É verdade! Era o Klinsmann [Boavista-Inter, para a Taça UEFA em 1991-92], do Inter de Milão [gargalhada]. Ele era uma máquina a saltar e não me ganhou uma bola de cabeça, vê lá. Ele, um dos melhores cabeceadores do mundo, contra um tipo que não jogava nada de cabeça. Eu era mesmo um zero à esquerda no jogo de cabeça.

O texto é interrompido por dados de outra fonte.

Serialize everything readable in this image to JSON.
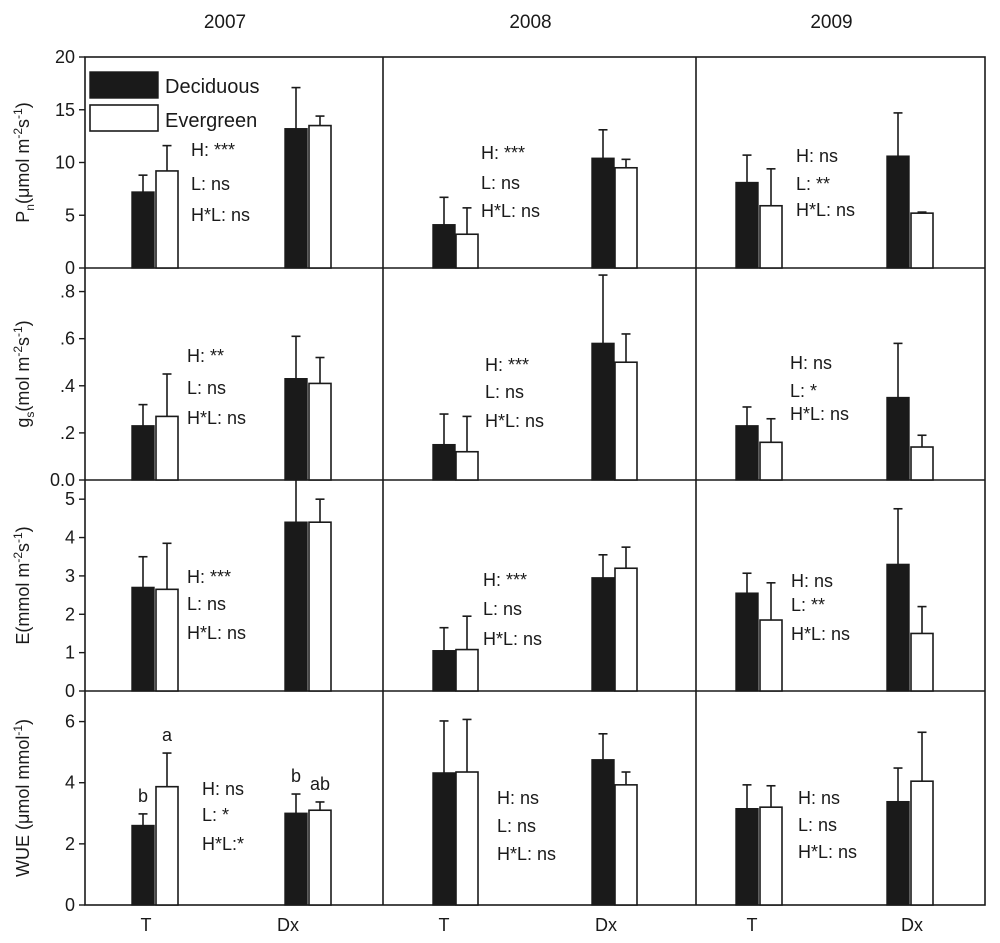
{
  "chart_data": {
    "type": "bar",
    "years": [
      "2007",
      "2008",
      "2009"
    ],
    "categories": [
      "T",
      "Dx"
    ],
    "legend": {
      "placement": "top-left",
      "entries": [
        "Deciduous",
        "Evergreen"
      ]
    },
    "colors": {
      "deciduous": "#1a1a1a",
      "evergreen": "#ffffff"
    },
    "rows": [
      {
        "id": "pn",
        "ylabel": {
          "main": "P",
          "sub": "n",
          "rest1": "(μmol m",
          "sup1": "-2",
          "mid": "s",
          "sup2": "-1",
          "end": ")"
        },
        "ylim": [
          0,
          20
        ],
        "ticks": [
          "0",
          "5",
          "10",
          "15",
          "20"
        ],
        "tick_values": [
          0,
          5,
          10,
          15,
          20
        ],
        "panels": [
          {
            "series": [
              {
                "name": "Deciduous",
                "values": [
                  7.2,
                  13.2
                ],
                "errors": [
                  1.6,
                  3.9
                ]
              },
              {
                "name": "Evergreen",
                "values": [
                  9.2,
                  13.5
                ],
                "errors": [
                  2.4,
                  0.9
                ]
              }
            ],
            "annotations": [
              "H: ***",
              "L: ns",
              "H*L: ns"
            ],
            "letters": []
          },
          {
            "series": [
              {
                "name": "Deciduous",
                "values": [
                  4.1,
                  10.4
                ],
                "errors": [
                  2.6,
                  2.7
                ]
              },
              {
                "name": "Evergreen",
                "values": [
                  3.2,
                  9.5
                ],
                "errors": [
                  2.5,
                  0.8
                ]
              }
            ],
            "annotations": [
              "H: ***",
              "L: ns",
              "H*L: ns"
            ],
            "letters": []
          },
          {
            "series": [
              {
                "name": "Deciduous",
                "values": [
                  8.1,
                  10.6
                ],
                "errors": [
                  2.6,
                  4.1
                ]
              },
              {
                "name": "Evergreen",
                "values": [
                  5.9,
                  5.2
                ],
                "errors": [
                  3.5,
                  0.1
                ]
              }
            ],
            "annotations": [
              "H: ns",
              "L: **",
              "H*L: ns"
            ],
            "letters": []
          }
        ]
      },
      {
        "id": "gs",
        "ylabel": {
          "main": "g",
          "sub": "s",
          "rest1": "(mol m",
          "sup1": "-2",
          "mid": "s",
          "sup2": "-1",
          "end": ")"
        },
        "ylim": [
          0,
          0.9
        ],
        "ticks": [
          "0.0",
          ".2",
          ".4",
          ".6",
          ".8"
        ],
        "tick_values": [
          0,
          0.2,
          0.4,
          0.6,
          0.8
        ],
        "panels": [
          {
            "series": [
              {
                "name": "Deciduous",
                "values": [
                  0.23,
                  0.43
                ],
                "errors": [
                  0.09,
                  0.18
                ]
              },
              {
                "name": "Evergreen",
                "values": [
                  0.27,
                  0.41
                ],
                "errors": [
                  0.18,
                  0.11
                ]
              }
            ],
            "annotations": [
              "H: **",
              "L: ns",
              "H*L: ns"
            ],
            "letters": []
          },
          {
            "series": [
              {
                "name": "Deciduous",
                "values": [
                  0.15,
                  0.58
                ],
                "errors": [
                  0.13,
                  0.29
                ]
              },
              {
                "name": "Evergreen",
                "values": [
                  0.12,
                  0.5
                ],
                "errors": [
                  0.15,
                  0.12
                ]
              }
            ],
            "annotations": [
              "H: ***",
              "L: ns",
              "H*L: ns"
            ],
            "letters": []
          },
          {
            "series": [
              {
                "name": "Deciduous",
                "values": [
                  0.23,
                  0.35
                ],
                "errors": [
                  0.08,
                  0.23
                ]
              },
              {
                "name": "Evergreen",
                "values": [
                  0.16,
                  0.14
                ],
                "errors": [
                  0.1,
                  0.05
                ]
              }
            ],
            "annotations": [
              "H: ns",
              "L: *",
              "H*L: ns"
            ],
            "letters": []
          }
        ]
      },
      {
        "id": "e",
        "ylabel": {
          "main": "E",
          "sub": "",
          "rest1": "(mmol m",
          "sup1": "-2",
          "mid": "s",
          "sup2": "-1",
          "end": ")"
        },
        "ylim": [
          0,
          5.5
        ],
        "ticks": [
          "0",
          "1",
          "2",
          "3",
          "4",
          "5"
        ],
        "tick_values": [
          0,
          1,
          2,
          3,
          4,
          5
        ],
        "panels": [
          {
            "series": [
              {
                "name": "Deciduous",
                "values": [
                  2.7,
                  4.4
                ],
                "errors": [
                  0.8,
                  1.2
                ]
              },
              {
                "name": "Evergreen",
                "values": [
                  2.65,
                  4.4
                ],
                "errors": [
                  1.2,
                  0.6
                ]
              }
            ],
            "annotations": [
              "H: ***",
              "L: ns",
              "H*L: ns"
            ],
            "letters": []
          },
          {
            "series": [
              {
                "name": "Deciduous",
                "values": [
                  1.05,
                  2.95
                ],
                "errors": [
                  0.6,
                  0.6
                ]
              },
              {
                "name": "Evergreen",
                "values": [
                  1.08,
                  3.2
                ],
                "errors": [
                  0.87,
                  0.55
                ]
              }
            ],
            "annotations": [
              "H: ***",
              "L: ns",
              "H*L: ns"
            ],
            "letters": []
          },
          {
            "series": [
              {
                "name": "Deciduous",
                "values": [
                  2.55,
                  3.3
                ],
                "errors": [
                  0.52,
                  1.45
                ]
              },
              {
                "name": "Evergreen",
                "values": [
                  1.85,
                  1.5
                ],
                "errors": [
                  0.97,
                  0.7
                ]
              }
            ],
            "annotations": [
              "H: ns",
              "L: **",
              "H*L: ns"
            ],
            "letters": []
          }
        ]
      },
      {
        "id": "wue",
        "ylabel": {
          "main": "WUE (μmol mmol",
          "sub": "",
          "rest1": "",
          "sup1": "-1",
          "mid": "",
          "sup2": "",
          "end": ")"
        },
        "ylim": [
          0,
          7
        ],
        "ticks": [
          "0",
          "2",
          "4",
          "6"
        ],
        "tick_values": [
          0,
          2,
          4,
          6
        ],
        "panels": [
          {
            "series": [
              {
                "name": "Deciduous",
                "values": [
                  2.6,
                  3.0
                ],
                "errors": [
                  0.38,
                  0.63
                ]
              },
              {
                "name": "Evergreen",
                "values": [
                  3.87,
                  3.1
                ],
                "errors": [
                  1.1,
                  0.27
                ]
              }
            ],
            "annotations": [
              "H: ns",
              "L: *",
              "H*L:*"
            ],
            "letters": [
              "b",
              "a",
              "b",
              "ab"
            ]
          },
          {
            "series": [
              {
                "name": "Deciduous",
                "values": [
                  4.32,
                  4.75
                ],
                "errors": [
                  1.7,
                  0.85
                ]
              },
              {
                "name": "Evergreen",
                "values": [
                  4.35,
                  3.93
                ],
                "errors": [
                  1.72,
                  0.42
                ]
              }
            ],
            "annotations": [
              "H: ns",
              "L: ns",
              "H*L: ns"
            ],
            "letters": []
          },
          {
            "series": [
              {
                "name": "Deciduous",
                "values": [
                  3.15,
                  3.38
                ],
                "errors": [
                  0.78,
                  1.1
                ]
              },
              {
                "name": "Evergreen",
                "values": [
                  3.2,
                  4.05
                ],
                "errors": [
                  0.7,
                  1.6
                ]
              }
            ],
            "annotations": [
              "H: ns",
              "L: ns",
              "H*L: ns"
            ],
            "letters": []
          }
        ]
      }
    ]
  }
}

Explica-me uma coisa: os treinadores falavam contigo para te dopares?

Nunca, nunca. Ilibo-os a todos nestas histórias. Era sempre ou o médico ou o massagista. Nem directores nem nada. E digo-te que muitas das vezes os treinadores não sabiam nada disso.

E como é que se dopavam?

Injecções ou comprimidos. Mas sempre antes dos jogos. Houve uma vez um que tomou qualquer coisa mesmo antes de entrar em campo - estava como suplente - a poucos minutos do fim. Quando acabou o jogo, esburacou as paredes do balneário à cabeçada [gargalhada]. Sabes que quando escrevi o livro vi uma reportagem sobre o Pervitin, que era aquilo que nos davam, e nessa reportagem dizia-se que quem tomava aquilo eram os nazis no tempo da Segunda Guerra Mundial. Vê lá bem a coisa. Aquilo é fortíssimo e tinha de ser dado antes do jogo para aquilo diluir durante a partida.